I've said it before, and I'll say it again: I love exhibits that talk about the scientific process. The latest was a small exhibition inside the Cincinnati Museum of Natural History on mummies. It was nicely done, with an ending that I really found fun.
The opening panel ends with this typical statement about the process and the extent of scientific knowledge:
Learn about some of the techniques scientists use today to study our scientific exploration of the mummy of a young Egyptian boy we have named Umi. Through modern scanning technology, radiometric dating, and rapid prototyping, we take a close-up look at Umi's body and two dozen artifacts beneath the linen wrappings. While science does not give us all the answers detailing his life and death, our research has provided many clues about Umi -- and even a few surprises.

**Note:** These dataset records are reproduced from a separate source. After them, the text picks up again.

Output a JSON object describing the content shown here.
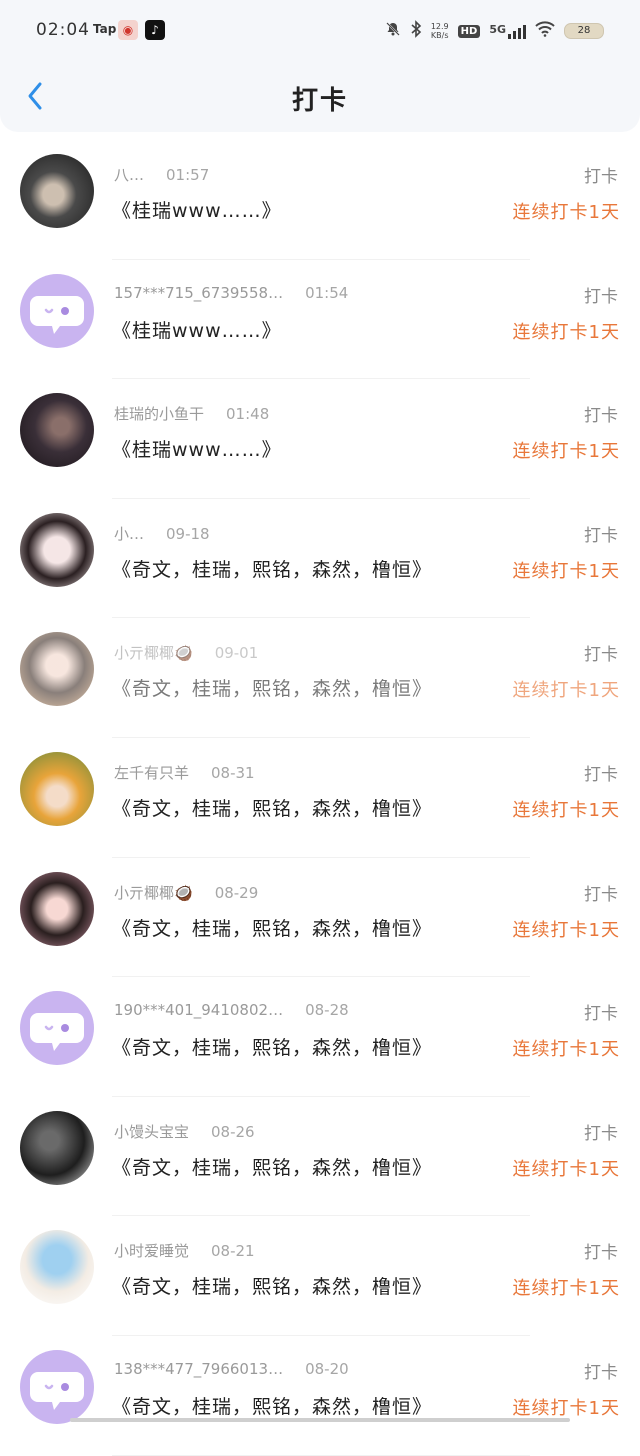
{
  "status_bar": {
    "time": "02:04",
    "tap_label": "Tap",
    "net_speed_value": "12.9",
    "net_speed_unit": "KB/s",
    "hd": "HD",
    "network": "5G",
    "battery": "28"
  },
  "header": {
    "title": "打卡",
    "back_icon": "chevron-left-icon"
  },
  "items": [
    {
      "name": "八…",
      "time": "01:57",
      "text": "《桂瑞www……》",
      "action": "打卡",
      "streak": "连续打卡1天",
      "avatar": "photo"
    },
    {
      "name": "157***715_6739558…",
      "time": "01:54",
      "text": "《桂瑞www……》",
      "action": "打卡",
      "streak": "连续打卡1天",
      "avatar": "default"
    },
    {
      "name": "桂瑞的小鱼干",
      "time": "01:48",
      "text": "《桂瑞www……》",
      "action": "打卡",
      "streak": "连续打卡1天",
      "avatar": "photo"
    },
    {
      "name": "小…",
      "time": "09-18",
      "text": "《奇文，桂瑞，熙铭，森然，橹恒》",
      "action": "打卡",
      "streak": "连续打卡1天",
      "avatar": "photo"
    },
    {
      "name": "小亓椰椰🥥",
      "time": "09-01",
      "text": "《奇文，桂瑞，熙铭，森然，橹恒》",
      "action": "打卡",
      "streak": "连续打卡1天",
      "avatar": "photo"
    },
    {
      "name": "左千有只羊",
      "time": "08-31",
      "text": "《奇文，桂瑞，熙铭，森然，橹恒》",
      "action": "打卡",
      "streak": "连续打卡1天",
      "avatar": "photo"
    },
    {
      "name": "小亓椰椰🥥",
      "time": "08-29",
      "text": "《奇文，桂瑞，熙铭，森然，橹恒》",
      "action": "打卡",
      "streak": "连续打卡1天",
      "avatar": "photo"
    },
    {
      "name": "190***401_9410802…",
      "time": "08-28",
      "text": "《奇文，桂瑞，熙铭，森然，橹恒》",
      "action": "打卡",
      "streak": "连续打卡1天",
      "avatar": "default"
    },
    {
      "name": "小馒头宝宝",
      "time": "08-26",
      "text": "《奇文，桂瑞，熙铭，森然，橹恒》",
      "action": "打卡",
      "streak": "连续打卡1天",
      "avatar": "photo"
    },
    {
      "name": "小时爱睡觉",
      "time": "08-21",
      "text": "《奇文，桂瑞，熙铭，森然，橹恒》",
      "action": "打卡",
      "streak": "连续打卡1天",
      "avatar": "photo"
    },
    {
      "name": "138***477_7966013…",
      "time": "08-20",
      "text": "《奇文，桂瑞，熙铭，森然，橹恒》",
      "action": "打卡",
      "streak": "连续打卡1天",
      "avatar": "default"
    }
  ],
  "colors": {
    "accent": "#e8773a",
    "back_arrow": "#2f8fe8",
    "default_avatar_bg": "#c9b4f0"
  }
}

We get a hint at techniques, specific methods, and limitations of what we can know. And we're enticed!
The bulk of the opening section of the exhibit is essentially a really nice technical description. (What is a mummy?, Mummy Chemistry, How are mummies studied?, The role of paleoimaging, etc.)
Because this museum came quick on the heels of my experience at the Creation Museum, it was hard not to compare the two. In this light, two things struck me about the opening section.
First, the admission that science doesnt have all the answers is a very common trope in exhibits of this sort. But these moments are really fascinating to me, because in one brief sentence they offer up the paradox of scientific authority (a paradox that the Creation Museum takes unfair advantage of).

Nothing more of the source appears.